I’d like to do a “romantic” carving for Valentine’s day. Yes, I know it is a Christian holiday, derived from the history of Saint Valentine writing letters to people encouraging them to love each other. Somehow that molted into the lavish statements of Eros we have today.

I added “Valentine” to the key words on the “Heart of David” carving on Etsy. I am curious to see if it attracts any interest.


By the way, the chorus I sing with is selling Singing Valentines. We send a quartet anywhere in the Boston area and express love to a boyfriend, girlfriend, spouse, or probably even and ex. You pick the place, private or public, workplace or during a special dinner. Check out our Singing Valentine’s site. Carvings by Carl has no association, but I’m the co√∂rdinator this year.


I showed a Seder plate to a shop manager today. Great feedback, which underscored the value of letting people help create their own look.

For instance, the letters in the item locations are all rotated so that the PESACH is at the center. Many Seder plates have the labels parallel, so they all can be easily read from one place. When I’ve asked about this feature, I find that about 60% of people prefer the letters to line up with each other, and 40% prefer them to radiate from the center. With some customization interface, this could be determined as part of customizing a plate.

Custom carving to order caries more obvious value, and it could be more fun for me, too. I like making things specially for people who want them. It may soon be time engineer the user interface that enables selecting options, and quickly renders images with the particular selected collection of features.

Sunday, Sunday…

Sunday I should be back in the workshop. I have some new wood to try — Spanish Cedar. It doesn’t have the aroma of the cedar for a closet, but it does have a rich, golden color — like roasted almonds. If even a few things go right, I’ll be working with it tomorrow.

I’ve went over my machine. I checked the servo-motor brushes (no visible wear) and the spindle brushes (maybe 25% wear). The first wave of intense use loosened some parts and changed the alignment. After strengthening the parts that needed it, the leg length dimensions changed by a tenth of an inch or so. I was delighted — it was time to calibrate!

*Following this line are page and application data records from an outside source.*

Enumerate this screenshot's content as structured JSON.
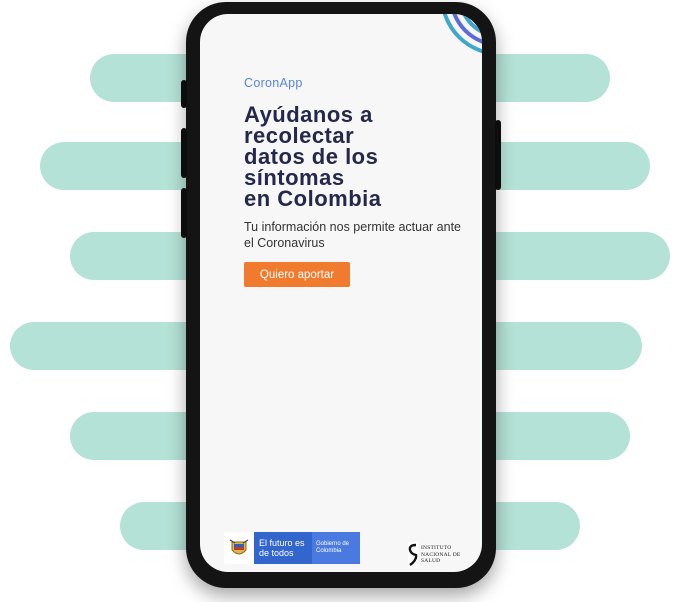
{
  "app": {
    "name": "CoronApp",
    "headline": "Ayúdanos a\nrecolectar\ndatos de los\nsíntomas\nen Colombia",
    "subtitle": "Tu información nos permite actuar ante el Coronavirus",
    "cta_label": "Quiero aportar"
  },
  "footer": {
    "gov_left": "El futuro es de todos",
    "gov_right": "Gobierno de Colombia",
    "ins_line1": "INSTITUTO",
    "ins_line2": "NACIONAL DE",
    "ins_line3": "SALUD"
  },
  "colors": {
    "accent": "#f07b2e",
    "brand_blue": "#5b84d6",
    "headline": "#24284a",
    "background_shapes": "#b5e2d6"
  },
  "icons": [
    "coronapp-logo-icon",
    "colombia-crest-icon",
    "ins-logo-icon"
  ]
}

I had already written new calibration code to better estimate the construction measurement errors, and wrote last weekend new code to sample the data the calibration routine needs. The calibration code is exciting because it take advantage of modern computers to do a better job than my old calibration code. The code now runs multi-threaded and multi-core, pushing my Intel I-7 processor to the limits. It simultaneously estimates all seventy-two (72) simple sources of error, and does so based on a much simpler and more automated data capture system.

More importantly, though, I took a hard look at the results from my first calibration (something like three to five years ago), and saw that the results were terrible! Points that I know are (nearly) co-planar were deduced to be over an inch out of the common plane. I would have been far more accurate using my measurements than the results of my previous calibration.

So tomorrow, I may not be running with a completely calibrated machine, but it will be far more accurate than I was using before.

Now, will the accuracy actually make much difference? Probably not, since my process compensated for many distortions — including internal position errors. Tomorrow should reveal the difference.

Back to the Spanish Cedar… it has a great deal of harden pitch in the wood. I may choose to finish with oil diluted by mineral spirits, or perhaps I’ll go with shellac. I’ll check my references. I still want a stain resistant surface — it won’t do to have beet juice from the red horseradish stain the plate.